Leah Filley is a passionate theatre-maker, producer and pelvic pain advocate living in Naarm (Melbourne), who recently featured in Emily Loe's More Than A Statistic portrait series. We invited Leah to write a feature blog with Get Well Circus about her experiences with her pelvic pain diagnosis process. These experiences are also set to frame her upcoming documentary 'Pain & Prejudice'. Leah has also written about endometriosis for The Sydney Morning Herald and we warmly thank her for sharing her voice and personal experiences with medical system and social stigmas with us here.

A couple of days ago I saw a post in an endo support group about the fear associated with diagnostic laparoscopic surgery. Without sharing the post, it read a bit like - “I’m about to have my lap surgery and I’m just so scared they’ll tell me I don’t have endo”.
For those of us who deal with chronic pelvic pain, the biggest fear going into this surgery can often be that we will be told that we don’t have endometriosis. This is in large part due to the fact that we belong to a group that has fought to have our symptoms believed ever since we started experiencing them.
When I saw this post by someone desperately hoping to be told that they had a disease, I felt a number of conflicting feelings. Firstly, I related; their fear was also mine a couple of years ago when I had the same surgery. I had clung to the label of ‘endometriosis’ ever since I’d first heard it; it was so much easier for my friends, my family and my doctors to understand my experience if it had a name. So when I had my surgery, on the other side of which I was told that I did not in fact have endo, I was devastated. All of the shame, all of the self-doubt, all of the whisperings about it being in my head came flooding back with a vengeance.
My first experience of this horrendous pain was at age 13. At first it was thought to be an appendicitis due to the severity of the pain, but the beginning of my period did away with that idea. I’ve lived with debilitating pain with menstruation and ovulation for 20 years, along with all of the other fun symptoms you might find with an endometriosis diagnosis such as painful sex, constant bloating, bowel issues, burst cysts, fatigue, and now including severe sensitisation.
Unfortunately, the medical system perpetuates our obsession with diagnoses which in turn makes it feel as if symptoms are irrelevant. Without the endometriosis diagnosis, “maybe it’s just IBS”, or any other dismissive non-diagnosis that belittles my experience. It doesn’t matter how many times I have sat in doctors offices once again explaining that I really do have endometriosis symptoms, and that yes, my worst pain does occur around my menstrual cycle. Without the label it’s just not taken quite as seriously.
I have spent the last couple years since my surgery fighting to feel legitimate in my own experience. Samantha recently wrote about Imposter Syndrome; something that I relate to with everything in me. Every time I request to join a support group I am terrified that I will be denied access. As with many private Facebook groups, you are often required to answer questions, in this case ‘Do you have an endometriosis diagnosis’. My answer of ‘No, just 20 years of pain’ always feels somehow pathetic, it screams “FRAUD”.
The next thing I felt when I saw that post was outrage. It is so completely absurd that denial of pain has reached the point where we are hoping with all our might to have a disease. And the sad part about that, and about posts like that (unintentional as it may be), is that it further shames those of us without the diagnosis. In my research on endometriosis and chronic pain I have learned that there is often little to no correlation between symptoms and presentation of endometriosis lesions. Those with stage four endo may have no symptoms, whilst those with stage one may have debilitating pain - and of course every combination and variation of these in between. And then there are those like me; that just have crippling pain, with no answer. I was informed by endometriosis expert, Professor Peter Rogers, that a third of people who have the diagnostic laparoscopic surgery for suspected endometriosis are told that there is nothing wrong with them. What I have learned is that I am far from alone, it’s just that most people who are told they don’t have it, return to the shameful silence of mysterious pain.

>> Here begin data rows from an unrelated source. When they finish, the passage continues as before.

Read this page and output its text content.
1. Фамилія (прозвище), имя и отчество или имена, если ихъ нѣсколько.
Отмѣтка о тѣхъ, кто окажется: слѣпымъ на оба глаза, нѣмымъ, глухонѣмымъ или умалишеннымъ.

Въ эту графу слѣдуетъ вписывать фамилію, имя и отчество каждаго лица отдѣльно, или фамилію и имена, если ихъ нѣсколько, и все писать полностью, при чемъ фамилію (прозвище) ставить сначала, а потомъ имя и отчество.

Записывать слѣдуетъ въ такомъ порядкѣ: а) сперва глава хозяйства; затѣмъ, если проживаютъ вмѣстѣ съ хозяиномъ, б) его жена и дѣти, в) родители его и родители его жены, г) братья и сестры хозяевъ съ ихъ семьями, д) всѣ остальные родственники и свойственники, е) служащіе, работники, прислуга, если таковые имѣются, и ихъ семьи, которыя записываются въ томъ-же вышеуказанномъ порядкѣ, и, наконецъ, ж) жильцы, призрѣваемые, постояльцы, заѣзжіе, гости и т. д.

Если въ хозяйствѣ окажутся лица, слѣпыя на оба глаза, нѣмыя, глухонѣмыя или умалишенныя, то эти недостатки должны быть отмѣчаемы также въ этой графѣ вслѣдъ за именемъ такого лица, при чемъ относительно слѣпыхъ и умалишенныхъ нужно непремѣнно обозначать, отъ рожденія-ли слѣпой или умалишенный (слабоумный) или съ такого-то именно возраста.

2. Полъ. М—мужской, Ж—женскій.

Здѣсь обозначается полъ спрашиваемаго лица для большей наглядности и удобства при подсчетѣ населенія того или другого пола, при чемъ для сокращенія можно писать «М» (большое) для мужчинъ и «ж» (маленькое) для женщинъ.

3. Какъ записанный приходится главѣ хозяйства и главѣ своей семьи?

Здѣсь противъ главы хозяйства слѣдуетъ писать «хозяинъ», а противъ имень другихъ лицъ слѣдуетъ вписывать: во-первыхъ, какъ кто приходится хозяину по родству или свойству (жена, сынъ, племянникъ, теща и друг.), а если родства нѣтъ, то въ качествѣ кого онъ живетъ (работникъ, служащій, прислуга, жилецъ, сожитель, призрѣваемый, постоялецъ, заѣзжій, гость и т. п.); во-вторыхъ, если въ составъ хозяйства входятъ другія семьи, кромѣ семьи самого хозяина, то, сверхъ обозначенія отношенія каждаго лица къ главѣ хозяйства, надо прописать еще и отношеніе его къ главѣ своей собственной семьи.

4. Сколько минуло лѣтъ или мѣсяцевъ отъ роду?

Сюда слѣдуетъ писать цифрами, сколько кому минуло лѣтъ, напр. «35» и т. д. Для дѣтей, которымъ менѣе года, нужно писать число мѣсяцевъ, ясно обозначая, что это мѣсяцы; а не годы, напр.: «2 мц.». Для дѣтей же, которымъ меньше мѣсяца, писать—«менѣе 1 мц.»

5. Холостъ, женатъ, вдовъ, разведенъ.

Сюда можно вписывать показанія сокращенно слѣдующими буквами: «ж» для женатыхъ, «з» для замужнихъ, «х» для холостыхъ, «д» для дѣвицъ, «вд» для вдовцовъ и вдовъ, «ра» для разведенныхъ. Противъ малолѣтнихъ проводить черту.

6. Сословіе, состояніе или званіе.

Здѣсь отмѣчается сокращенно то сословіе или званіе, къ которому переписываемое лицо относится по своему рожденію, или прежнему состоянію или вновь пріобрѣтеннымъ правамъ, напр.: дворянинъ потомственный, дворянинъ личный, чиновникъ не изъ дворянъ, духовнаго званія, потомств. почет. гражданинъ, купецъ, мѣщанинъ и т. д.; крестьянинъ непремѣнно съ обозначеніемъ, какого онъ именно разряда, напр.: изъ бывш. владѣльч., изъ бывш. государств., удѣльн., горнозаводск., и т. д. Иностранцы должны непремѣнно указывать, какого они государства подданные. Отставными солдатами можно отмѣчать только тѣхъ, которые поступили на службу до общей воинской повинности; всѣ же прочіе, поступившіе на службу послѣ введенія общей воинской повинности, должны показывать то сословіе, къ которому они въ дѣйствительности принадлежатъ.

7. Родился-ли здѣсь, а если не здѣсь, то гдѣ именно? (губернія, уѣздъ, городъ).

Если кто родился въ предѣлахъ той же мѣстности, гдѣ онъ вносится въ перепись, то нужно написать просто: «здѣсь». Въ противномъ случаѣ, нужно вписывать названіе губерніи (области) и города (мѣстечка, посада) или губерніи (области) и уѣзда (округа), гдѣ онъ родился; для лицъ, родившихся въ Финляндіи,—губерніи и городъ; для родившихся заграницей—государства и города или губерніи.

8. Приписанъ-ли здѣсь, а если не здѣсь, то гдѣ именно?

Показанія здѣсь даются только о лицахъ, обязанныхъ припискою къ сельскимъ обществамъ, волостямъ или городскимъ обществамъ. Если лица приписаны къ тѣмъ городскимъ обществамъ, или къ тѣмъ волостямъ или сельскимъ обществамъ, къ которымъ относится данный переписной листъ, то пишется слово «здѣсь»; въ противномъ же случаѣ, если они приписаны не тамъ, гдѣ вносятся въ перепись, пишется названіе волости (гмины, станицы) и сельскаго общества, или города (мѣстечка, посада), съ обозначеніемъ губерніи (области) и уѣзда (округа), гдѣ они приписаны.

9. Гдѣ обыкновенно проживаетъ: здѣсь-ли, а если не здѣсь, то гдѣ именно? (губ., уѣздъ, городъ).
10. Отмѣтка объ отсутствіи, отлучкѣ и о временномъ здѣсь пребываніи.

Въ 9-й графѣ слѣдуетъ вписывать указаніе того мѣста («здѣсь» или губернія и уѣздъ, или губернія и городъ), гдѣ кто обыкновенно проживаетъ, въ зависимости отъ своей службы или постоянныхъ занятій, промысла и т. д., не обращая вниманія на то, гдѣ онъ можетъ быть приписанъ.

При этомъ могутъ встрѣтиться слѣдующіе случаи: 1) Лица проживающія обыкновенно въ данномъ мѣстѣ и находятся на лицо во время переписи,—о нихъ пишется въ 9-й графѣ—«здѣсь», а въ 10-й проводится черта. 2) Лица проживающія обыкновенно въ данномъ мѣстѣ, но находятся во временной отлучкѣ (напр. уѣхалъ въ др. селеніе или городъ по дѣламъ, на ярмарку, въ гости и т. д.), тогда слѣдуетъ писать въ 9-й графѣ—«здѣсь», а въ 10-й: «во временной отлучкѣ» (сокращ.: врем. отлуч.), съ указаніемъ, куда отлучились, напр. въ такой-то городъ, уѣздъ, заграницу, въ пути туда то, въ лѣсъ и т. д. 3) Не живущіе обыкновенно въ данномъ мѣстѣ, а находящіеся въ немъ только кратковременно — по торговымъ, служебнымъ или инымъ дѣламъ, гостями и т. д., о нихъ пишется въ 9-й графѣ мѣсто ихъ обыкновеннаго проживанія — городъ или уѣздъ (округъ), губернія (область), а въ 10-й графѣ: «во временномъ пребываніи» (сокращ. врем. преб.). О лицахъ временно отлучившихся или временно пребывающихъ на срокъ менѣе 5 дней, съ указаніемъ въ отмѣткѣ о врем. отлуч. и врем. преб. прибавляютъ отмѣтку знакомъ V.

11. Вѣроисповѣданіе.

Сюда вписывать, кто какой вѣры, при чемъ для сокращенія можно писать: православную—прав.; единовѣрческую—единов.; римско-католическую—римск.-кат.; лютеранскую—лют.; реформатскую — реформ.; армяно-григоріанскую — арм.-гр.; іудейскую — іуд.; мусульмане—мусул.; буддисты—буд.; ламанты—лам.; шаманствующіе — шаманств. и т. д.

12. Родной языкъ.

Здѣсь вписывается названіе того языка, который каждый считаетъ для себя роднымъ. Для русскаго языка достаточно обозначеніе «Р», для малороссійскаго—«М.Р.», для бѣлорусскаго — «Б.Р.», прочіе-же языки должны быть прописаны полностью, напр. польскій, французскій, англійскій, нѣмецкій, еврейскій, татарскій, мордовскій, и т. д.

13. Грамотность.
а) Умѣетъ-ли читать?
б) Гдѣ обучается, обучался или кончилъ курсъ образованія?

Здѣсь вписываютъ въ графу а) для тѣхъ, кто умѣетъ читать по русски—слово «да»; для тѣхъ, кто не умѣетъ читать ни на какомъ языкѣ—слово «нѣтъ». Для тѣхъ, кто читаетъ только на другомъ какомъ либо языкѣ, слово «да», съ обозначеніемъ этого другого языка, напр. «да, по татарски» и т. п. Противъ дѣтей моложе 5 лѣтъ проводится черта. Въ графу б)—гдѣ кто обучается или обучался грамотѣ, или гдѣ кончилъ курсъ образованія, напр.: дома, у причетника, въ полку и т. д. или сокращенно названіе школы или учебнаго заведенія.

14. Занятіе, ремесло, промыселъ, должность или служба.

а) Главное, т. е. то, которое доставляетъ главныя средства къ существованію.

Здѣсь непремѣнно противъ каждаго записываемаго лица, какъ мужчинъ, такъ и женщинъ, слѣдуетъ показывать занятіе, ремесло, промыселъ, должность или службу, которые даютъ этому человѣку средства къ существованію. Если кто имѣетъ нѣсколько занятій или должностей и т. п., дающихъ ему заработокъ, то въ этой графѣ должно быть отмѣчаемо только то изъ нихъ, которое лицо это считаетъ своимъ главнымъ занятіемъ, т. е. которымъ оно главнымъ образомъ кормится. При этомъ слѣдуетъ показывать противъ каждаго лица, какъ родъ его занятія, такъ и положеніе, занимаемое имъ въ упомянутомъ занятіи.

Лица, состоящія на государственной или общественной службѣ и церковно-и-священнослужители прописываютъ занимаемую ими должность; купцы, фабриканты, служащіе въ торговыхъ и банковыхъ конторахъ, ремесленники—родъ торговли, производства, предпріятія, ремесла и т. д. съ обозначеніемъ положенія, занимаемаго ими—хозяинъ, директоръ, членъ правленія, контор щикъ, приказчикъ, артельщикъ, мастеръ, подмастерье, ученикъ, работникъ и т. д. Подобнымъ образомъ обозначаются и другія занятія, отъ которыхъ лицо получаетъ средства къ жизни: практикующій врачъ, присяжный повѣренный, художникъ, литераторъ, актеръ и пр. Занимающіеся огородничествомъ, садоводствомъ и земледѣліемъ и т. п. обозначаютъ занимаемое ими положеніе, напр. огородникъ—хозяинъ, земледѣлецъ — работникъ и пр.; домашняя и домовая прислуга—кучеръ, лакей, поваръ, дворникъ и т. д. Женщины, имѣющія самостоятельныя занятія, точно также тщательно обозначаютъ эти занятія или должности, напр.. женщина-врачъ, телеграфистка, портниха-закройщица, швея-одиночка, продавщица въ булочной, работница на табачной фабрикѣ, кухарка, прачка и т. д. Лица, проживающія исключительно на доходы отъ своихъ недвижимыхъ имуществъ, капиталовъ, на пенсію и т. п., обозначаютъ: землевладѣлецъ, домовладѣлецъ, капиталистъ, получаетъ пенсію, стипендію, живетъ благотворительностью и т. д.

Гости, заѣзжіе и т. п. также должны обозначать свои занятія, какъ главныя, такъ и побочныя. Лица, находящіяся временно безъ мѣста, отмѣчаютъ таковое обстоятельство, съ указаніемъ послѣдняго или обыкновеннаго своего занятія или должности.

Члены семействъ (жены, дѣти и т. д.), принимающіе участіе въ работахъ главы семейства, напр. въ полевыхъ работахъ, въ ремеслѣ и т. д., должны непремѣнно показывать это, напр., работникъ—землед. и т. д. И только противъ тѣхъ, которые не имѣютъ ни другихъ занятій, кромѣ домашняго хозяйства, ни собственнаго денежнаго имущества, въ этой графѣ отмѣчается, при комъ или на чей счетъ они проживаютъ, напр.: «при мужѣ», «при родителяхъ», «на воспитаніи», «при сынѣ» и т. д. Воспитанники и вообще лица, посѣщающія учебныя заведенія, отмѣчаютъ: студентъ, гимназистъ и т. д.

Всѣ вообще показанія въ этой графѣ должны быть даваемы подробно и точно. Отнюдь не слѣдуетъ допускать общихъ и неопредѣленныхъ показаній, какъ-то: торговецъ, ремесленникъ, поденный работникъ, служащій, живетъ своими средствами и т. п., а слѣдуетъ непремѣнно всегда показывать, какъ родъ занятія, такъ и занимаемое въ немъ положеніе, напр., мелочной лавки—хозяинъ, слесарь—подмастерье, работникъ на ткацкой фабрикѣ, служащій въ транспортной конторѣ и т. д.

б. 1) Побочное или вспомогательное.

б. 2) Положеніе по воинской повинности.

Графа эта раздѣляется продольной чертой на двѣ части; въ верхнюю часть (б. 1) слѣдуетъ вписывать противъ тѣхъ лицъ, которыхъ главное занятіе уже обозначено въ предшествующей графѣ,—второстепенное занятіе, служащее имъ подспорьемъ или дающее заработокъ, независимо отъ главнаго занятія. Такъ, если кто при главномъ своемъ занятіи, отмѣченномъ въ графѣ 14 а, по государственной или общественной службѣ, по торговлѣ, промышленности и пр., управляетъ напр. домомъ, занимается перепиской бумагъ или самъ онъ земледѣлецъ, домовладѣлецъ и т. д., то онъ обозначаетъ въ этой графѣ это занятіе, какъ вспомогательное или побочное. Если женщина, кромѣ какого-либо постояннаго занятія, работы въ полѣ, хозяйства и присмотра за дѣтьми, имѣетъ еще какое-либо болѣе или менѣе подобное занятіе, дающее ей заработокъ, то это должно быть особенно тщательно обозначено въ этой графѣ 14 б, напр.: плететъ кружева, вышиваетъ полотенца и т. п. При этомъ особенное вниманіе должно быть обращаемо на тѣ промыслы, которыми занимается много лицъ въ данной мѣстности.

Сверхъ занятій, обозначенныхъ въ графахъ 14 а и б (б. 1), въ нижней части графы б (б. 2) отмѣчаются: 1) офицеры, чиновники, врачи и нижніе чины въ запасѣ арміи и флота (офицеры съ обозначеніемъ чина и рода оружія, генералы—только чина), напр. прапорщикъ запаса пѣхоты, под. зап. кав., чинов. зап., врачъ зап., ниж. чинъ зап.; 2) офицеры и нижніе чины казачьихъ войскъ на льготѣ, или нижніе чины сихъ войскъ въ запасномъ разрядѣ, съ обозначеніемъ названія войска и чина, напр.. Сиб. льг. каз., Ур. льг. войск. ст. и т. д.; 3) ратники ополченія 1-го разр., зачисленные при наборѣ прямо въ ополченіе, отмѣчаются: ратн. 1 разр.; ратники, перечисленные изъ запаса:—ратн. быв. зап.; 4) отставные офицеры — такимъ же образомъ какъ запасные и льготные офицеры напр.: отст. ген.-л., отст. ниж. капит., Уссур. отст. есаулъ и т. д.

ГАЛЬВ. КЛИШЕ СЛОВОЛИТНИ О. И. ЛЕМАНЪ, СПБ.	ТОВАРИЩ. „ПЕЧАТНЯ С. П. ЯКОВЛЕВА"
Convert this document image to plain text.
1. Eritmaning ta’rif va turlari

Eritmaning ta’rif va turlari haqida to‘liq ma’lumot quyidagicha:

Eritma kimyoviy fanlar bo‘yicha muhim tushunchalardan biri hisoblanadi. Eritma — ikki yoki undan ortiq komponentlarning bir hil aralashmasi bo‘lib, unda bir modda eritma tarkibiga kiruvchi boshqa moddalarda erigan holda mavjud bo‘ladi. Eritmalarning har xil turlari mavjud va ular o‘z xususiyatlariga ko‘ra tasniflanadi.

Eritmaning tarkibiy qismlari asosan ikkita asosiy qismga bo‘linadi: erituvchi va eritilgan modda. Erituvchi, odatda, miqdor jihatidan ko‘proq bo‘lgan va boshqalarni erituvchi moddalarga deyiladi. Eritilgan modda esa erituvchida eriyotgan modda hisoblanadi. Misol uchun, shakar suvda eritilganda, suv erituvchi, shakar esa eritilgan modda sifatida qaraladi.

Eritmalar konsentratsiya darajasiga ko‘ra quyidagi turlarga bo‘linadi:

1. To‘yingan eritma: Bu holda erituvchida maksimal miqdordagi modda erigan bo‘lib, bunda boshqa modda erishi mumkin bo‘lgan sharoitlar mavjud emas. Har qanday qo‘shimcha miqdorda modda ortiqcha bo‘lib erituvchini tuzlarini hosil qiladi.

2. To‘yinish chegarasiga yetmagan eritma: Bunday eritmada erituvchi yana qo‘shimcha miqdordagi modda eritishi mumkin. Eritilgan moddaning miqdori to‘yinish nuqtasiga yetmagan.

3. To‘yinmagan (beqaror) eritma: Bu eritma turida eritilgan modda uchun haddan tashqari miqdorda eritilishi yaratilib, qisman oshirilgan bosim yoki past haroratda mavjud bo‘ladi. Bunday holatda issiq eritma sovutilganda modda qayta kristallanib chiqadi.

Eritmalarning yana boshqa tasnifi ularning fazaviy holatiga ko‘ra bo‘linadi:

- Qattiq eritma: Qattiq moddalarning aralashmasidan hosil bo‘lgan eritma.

In no way do I want to discount the enormous and exciting leaps and bounds that endometriosis awareness has taken in the public eye in the last couple years. I am thrilled that it is a name that is known by more than just those who actually have it. This is absolutely progress. But somehow, we need to also extend that progress to people who are lacking that one, crucial, element. What I’m hoping is that we can start to move forward to a place where hoping for a disease is not our only chance of having our pain taken seriously.

Leah Filley in a Shakespearian context, got us asking 'What's in a name?'. Photo by Jack Dixon-Gunn.
Grappling with my own ‘non-diagnosis’ has led me down a path of exploring the sheer breadth and complexity of chronic pelvic pain. And the more I learn, the more I can’t look away. I am currently writing and producing a documentary about this very topic. It is almost overwhelming just how huge the scope of this disease and this chronic pain is in our society. There’s just so many of us and we’ve been silent for so long. It’s all part of the same problem; prejudice, bias and generations of systemic silencing and shaming rather than trying to help eliminate the daily pain that so many of us live with. My hope is that if we’re loud enough, if we continue to talk, to support and to investigate, eventually this will have to change.